“I would love to see us develop this sometime before I retire,” said Lewallen, AJRR medical director and former board chairman. “The card would have a code that brings a patient to a [Web] page where they could sign on using a unique password and look up all the data about their total hip or total knee replacement. Right now, it can be hard to find information on a particular patient’s arthroplasty because maybe the doctor has retired or the hospital changed owners. With the current state of data management, that is not acceptable. But with the registry, when a patient walks into a doctor’s office, say five years after the procedure, and he can’t remember who did the surgery, there would be a way to get that information.”
As simple as it sounds, Lewallen’s vision is pure fantasy at this point. Though the AJRR has been operational for about 14 months now and is stocked with information on more than 36,000 primary and
revision total joint arthroplasty (TJA) procedures, the massive cybervault is still far from completion, much less ready for consumer use. When it debuted in February 2012, organizers confidently set a six-year deadline to collect information from 90 percent of the 4,000 U.S. hospitals where hip and knee TJA procedures routinely are performed. But as of late March, only 140 hospitals, or 3.5 percent of the total, have shared data with the registry.
At this rate, Lewallen may be forced to live out his dream as an AJRR card-carrier rather than a distributor.
Some industry experts are not surprised by the AJRR’s slow shuffle to the finish line. The registry, experts claim, is a noble idea, a proficient way to protect patients against defective replacement parts as well as painful revision surgeries, and save the bloated U.S. healthcare system significant money. In fact, a mere 2 percent dip in TJA revision rates would generate more than $65 million in annual savings; that total, however, could surge to $1.62 billion if the AJRR can cut revision rates in half, as some foreign repositories have done (Sweden’s 34-year-old joint registry, for example, has kept that country’s revision rate at 4 percent, according to the American Medical Association Journal of Ethics).
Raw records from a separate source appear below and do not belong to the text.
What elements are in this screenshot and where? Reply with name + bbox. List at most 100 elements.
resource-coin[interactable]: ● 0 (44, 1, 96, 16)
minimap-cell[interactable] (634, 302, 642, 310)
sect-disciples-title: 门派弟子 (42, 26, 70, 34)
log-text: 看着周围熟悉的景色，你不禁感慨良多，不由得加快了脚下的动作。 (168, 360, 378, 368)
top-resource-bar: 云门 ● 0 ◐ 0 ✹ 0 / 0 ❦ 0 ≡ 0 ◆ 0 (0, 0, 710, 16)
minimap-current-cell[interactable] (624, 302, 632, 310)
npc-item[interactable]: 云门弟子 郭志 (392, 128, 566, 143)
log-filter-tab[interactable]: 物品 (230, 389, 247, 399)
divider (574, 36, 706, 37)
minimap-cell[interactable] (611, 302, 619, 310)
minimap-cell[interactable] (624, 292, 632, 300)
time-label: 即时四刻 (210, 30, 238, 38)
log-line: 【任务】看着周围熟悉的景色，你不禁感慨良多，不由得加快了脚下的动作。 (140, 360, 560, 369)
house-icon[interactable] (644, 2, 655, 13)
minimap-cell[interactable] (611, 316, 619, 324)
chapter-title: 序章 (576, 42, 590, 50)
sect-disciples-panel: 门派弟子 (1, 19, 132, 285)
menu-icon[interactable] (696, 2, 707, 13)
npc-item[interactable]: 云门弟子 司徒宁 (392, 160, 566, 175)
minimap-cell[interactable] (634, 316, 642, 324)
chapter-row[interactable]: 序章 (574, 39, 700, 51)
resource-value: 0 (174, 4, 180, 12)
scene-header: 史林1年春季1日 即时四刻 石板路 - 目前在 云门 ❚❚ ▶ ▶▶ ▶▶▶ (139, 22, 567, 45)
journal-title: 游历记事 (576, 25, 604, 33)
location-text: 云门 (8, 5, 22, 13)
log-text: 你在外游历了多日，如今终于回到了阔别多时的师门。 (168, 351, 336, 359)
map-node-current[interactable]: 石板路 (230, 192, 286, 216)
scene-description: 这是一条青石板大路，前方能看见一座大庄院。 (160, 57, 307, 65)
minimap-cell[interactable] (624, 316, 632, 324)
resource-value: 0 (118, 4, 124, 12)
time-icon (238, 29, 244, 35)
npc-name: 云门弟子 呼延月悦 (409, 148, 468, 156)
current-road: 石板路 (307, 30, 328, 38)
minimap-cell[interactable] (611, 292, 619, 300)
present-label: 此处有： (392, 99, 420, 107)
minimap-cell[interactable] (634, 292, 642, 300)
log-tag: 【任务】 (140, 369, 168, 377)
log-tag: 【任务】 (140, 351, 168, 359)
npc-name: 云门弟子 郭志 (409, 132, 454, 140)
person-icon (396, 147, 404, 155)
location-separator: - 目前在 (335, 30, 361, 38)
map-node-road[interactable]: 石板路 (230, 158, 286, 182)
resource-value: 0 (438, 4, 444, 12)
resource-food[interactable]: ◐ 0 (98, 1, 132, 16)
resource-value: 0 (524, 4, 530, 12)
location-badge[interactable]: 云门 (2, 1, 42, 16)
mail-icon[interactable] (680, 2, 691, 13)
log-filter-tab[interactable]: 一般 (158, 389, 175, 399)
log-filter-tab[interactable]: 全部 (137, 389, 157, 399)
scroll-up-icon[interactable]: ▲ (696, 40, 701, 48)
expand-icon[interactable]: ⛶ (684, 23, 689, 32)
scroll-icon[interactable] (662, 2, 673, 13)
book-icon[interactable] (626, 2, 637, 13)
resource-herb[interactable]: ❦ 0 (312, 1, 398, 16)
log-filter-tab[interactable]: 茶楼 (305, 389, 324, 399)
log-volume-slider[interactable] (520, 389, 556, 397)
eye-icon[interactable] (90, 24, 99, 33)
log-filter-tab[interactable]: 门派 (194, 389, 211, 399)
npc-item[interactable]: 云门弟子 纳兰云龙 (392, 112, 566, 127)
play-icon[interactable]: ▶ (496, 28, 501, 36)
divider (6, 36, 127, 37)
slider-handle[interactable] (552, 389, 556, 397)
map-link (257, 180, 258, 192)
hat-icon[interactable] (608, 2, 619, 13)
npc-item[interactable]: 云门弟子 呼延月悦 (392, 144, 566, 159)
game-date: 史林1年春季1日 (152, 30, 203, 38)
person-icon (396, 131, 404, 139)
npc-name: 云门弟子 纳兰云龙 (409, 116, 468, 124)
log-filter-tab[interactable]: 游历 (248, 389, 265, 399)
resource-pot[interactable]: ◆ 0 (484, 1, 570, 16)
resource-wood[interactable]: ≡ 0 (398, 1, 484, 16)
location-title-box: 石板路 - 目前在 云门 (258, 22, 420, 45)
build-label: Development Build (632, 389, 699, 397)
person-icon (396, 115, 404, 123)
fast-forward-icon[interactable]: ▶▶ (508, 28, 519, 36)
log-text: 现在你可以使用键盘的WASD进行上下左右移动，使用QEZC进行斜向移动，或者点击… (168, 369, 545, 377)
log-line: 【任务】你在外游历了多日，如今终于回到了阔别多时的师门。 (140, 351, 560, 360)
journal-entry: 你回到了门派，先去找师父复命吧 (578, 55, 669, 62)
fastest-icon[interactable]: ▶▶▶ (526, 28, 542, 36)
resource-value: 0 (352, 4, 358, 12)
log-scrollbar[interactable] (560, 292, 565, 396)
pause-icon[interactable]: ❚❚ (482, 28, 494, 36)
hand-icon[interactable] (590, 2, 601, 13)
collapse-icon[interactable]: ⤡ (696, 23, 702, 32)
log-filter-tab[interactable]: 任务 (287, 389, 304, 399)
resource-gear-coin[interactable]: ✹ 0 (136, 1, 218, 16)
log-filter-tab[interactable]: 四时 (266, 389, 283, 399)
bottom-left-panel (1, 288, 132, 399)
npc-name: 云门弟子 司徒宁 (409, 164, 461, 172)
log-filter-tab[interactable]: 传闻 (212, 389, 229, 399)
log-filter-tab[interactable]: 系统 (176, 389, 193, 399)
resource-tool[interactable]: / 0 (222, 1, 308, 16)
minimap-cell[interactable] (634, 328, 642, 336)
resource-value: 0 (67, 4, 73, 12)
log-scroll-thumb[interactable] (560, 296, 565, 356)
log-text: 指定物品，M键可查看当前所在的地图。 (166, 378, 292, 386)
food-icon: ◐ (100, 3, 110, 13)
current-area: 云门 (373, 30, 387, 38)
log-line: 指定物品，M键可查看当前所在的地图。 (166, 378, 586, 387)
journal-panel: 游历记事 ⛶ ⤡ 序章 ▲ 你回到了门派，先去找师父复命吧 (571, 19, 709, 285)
Such savings potential cannot be overlooked, particularly in an age of perpetually rising healthcare expenses. Yet the lure of cost savings cannot always overcome other hurdles to the registry’s full potential, such as liability, funding, patient confidentiality and device- or company-specific
reporting bias.
Organizers claim the registry meets all privacy, security and compliance requirements under both the Health Insurance Portability and Affordability Act and the Health Information Technology for Economic and Clinical Health Act for administrative, technical, and physical safeguards. In addition, the AJRR has secured funding through the end of the year.
Despite its many obstacles, Lewallen and other AJRR staff members are confident the registry ultimately will meet its goals. At an informational session held during the American Academy of Orthopaedic Surgeons Annual Meeting in March, registry officials discussed the AJRR’s past progress and its future plans.
Besides expanding its staff (Jeffrey P. Knezovich, CAE, as executive director; and Pamella Leiter, MSA, OTR/L, as director, policy and strategic alliances), the AJRR is working to collaborate efforts with the California Joint Replacement Registry and the Michigan Arthroplasty Registry Collaborative Quality Initiative, said Lewallen, a professor of orthopedic surgery at the Mayo Clinic Medical School in Rochester, Minn.
The AJRR also is widening its scope of collectible data. Currently, the AJRR gathers basic information (deemed “Level I” data) to monitor artificial joints throughout recipients’ lifetimes. The Level I data include patient, surgeon and hospital identification as well as procedural facts and implant details.
This year, the registry will begin collecting Level II, III and IV data to risk-adjust hospital and revision results. Level II data will include patient risk factors and comorbidities (as identified through ICD-9 codes); Physician Quality Reporting System measures; surgical approaches; prophylaxis; and American Society of Anesthesiologists scores.
Level III data will encompass 36-Item Short Form Health Survey; hip disability and osteoarthritis outcome score; knee injury and osteoarthritis outcome score; Modified Western Ontario and McMaster Universities Arthritis Index; Oxford Hip and Knee scores; Knee Society Knee Scoring System; and Harris Hip Score. Level IV data will include radiographic images.
“AJRR is also developing reports, including graphical dashboards, to provide to hospitals, physicians, manufacturers and payers,” the AJRR’s preliminary 2012 annual report states. “AJRR will conduct a pilot program in 2013 to identify automated methods to acquire Level II data and to test the features implemented to manage the Patient Reported Outcome Measures process.”